De son côté, Brahim Elhajji, ancien DG à la BCT et ancien PDG de la BH, a par la suite exposé un rappel de l'évolution du régime de change : depuis 1992 et la convertibilité courante, renforcée en 1994, et la possibilité accordée aux banques de coter le dinar à l'intérieur d'un corridor (et la période d'apprentissage qui s'en est suivie pour le développement des salles de marché) ; puis, à partir de 2010, la décision d'exercer une dépréciation maîtrisée et prévisible, annuellement, pour défendre la compétitivité des exportations tunisiennes en gardant à l'œil le pouvoir d'achat. C'est justement cette visibilité qui fait défaut depuis la révolution. L'existence de market makers est en soi une bonne chose, explique Elhajji. Il aurait, néanmoins, « fallu élargir le corridor et ne pas l'annuler et mettre en place un régime de flottement pratiquement libre, et intervenir lorsque les pressions deviennent trop fortes et risquent de casser la fourchette » ; il se trouve aujourd'hui que « les pressions viennent des market makers eux-mêmes », a fait remarquer Brahim Elhajji, se référant lui aussi à la spéculation des opérations via leur comptes professionnels en devises (CPD). Ces comptes ont été libérés graduellement a-t-il rappelé, « pour permettre à leurs détenteurs de se protéger contre les aléas du taux de changes ». Toute action de libéralisation doit être graduelle et aller de pair avec le redressement des fondamentaux, n'a cessé d'assurer l'ancien PDG de la BH. Au niveau des réserves de devises, Brahim Elhajji, recommande, à court terme, un système de Swap avec les partenaires de la Tunisie, apportant des liquidités en devises et donc un réconfort pour les opérateurs sans pour autant les diriger vers les dépenses courantes.

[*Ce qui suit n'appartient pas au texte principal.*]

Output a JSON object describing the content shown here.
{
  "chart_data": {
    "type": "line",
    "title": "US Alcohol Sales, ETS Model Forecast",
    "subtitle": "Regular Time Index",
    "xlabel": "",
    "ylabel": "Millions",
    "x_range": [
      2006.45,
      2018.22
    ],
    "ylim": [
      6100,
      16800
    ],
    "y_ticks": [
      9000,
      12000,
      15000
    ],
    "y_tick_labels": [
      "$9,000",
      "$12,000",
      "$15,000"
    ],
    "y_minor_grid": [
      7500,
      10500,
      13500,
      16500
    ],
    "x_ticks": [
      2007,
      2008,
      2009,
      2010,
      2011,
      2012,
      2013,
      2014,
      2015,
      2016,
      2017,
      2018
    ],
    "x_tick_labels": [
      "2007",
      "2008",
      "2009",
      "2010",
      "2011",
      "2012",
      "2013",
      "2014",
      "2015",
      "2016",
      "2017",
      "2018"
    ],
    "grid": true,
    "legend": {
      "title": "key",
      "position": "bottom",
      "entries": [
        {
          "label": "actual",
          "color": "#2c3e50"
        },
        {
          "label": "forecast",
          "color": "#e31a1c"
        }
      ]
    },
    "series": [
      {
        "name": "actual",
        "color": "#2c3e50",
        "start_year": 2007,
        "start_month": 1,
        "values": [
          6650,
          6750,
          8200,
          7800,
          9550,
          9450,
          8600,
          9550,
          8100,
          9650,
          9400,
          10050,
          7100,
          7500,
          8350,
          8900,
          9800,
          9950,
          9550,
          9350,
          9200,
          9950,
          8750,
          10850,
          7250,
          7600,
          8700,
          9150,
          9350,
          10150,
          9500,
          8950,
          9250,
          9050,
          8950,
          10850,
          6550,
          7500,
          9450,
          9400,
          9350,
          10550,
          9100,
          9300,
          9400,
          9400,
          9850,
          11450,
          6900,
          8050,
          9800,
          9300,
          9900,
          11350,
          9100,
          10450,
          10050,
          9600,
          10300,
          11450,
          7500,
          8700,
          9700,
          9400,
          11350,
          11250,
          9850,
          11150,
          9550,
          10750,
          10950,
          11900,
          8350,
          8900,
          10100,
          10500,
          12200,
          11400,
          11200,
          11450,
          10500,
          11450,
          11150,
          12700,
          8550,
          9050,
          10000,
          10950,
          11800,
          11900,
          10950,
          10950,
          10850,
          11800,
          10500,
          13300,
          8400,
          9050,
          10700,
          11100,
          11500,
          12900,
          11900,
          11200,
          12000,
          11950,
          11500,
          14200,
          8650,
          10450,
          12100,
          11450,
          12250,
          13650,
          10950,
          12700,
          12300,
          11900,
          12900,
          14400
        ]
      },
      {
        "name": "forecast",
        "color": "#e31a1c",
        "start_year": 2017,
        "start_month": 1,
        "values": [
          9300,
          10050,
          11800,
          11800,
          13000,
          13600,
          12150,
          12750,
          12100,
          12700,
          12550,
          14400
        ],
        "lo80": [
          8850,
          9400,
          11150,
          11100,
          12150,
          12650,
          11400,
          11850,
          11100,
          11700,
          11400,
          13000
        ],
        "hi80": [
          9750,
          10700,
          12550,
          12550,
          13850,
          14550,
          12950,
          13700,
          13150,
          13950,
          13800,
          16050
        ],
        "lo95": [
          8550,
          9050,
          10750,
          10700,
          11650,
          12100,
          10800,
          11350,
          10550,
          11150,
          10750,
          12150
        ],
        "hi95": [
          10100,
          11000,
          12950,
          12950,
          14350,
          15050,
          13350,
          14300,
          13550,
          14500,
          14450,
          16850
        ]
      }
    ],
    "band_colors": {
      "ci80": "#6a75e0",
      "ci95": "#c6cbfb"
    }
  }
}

Ahmed Tarchi est intervenu une deuxième fois, sur la question de la dette extérieure notamment, considérant que le débat ne doit pas diaboliser l’endettement en soit, mais se pencher plutôt sur l’usage qu’on en fait, dans la mesure où le recours au financement extérieur est une nécessité imposée par la structure de l’économie tunisienne. La Tunisie affiche un décalage de 9% entre le taux d’épargne et le taux d’investissement, décalage qui n’a pu être comblé par les IDE. Il a une nouvelle fois insisté sur l’importance de réduire drastiquement les importations de produits non prioritaire, réitérant sa vision plutôt optimiste pour l’avenir, avec la reprise de secteur importants comme la production minière et le tourisme.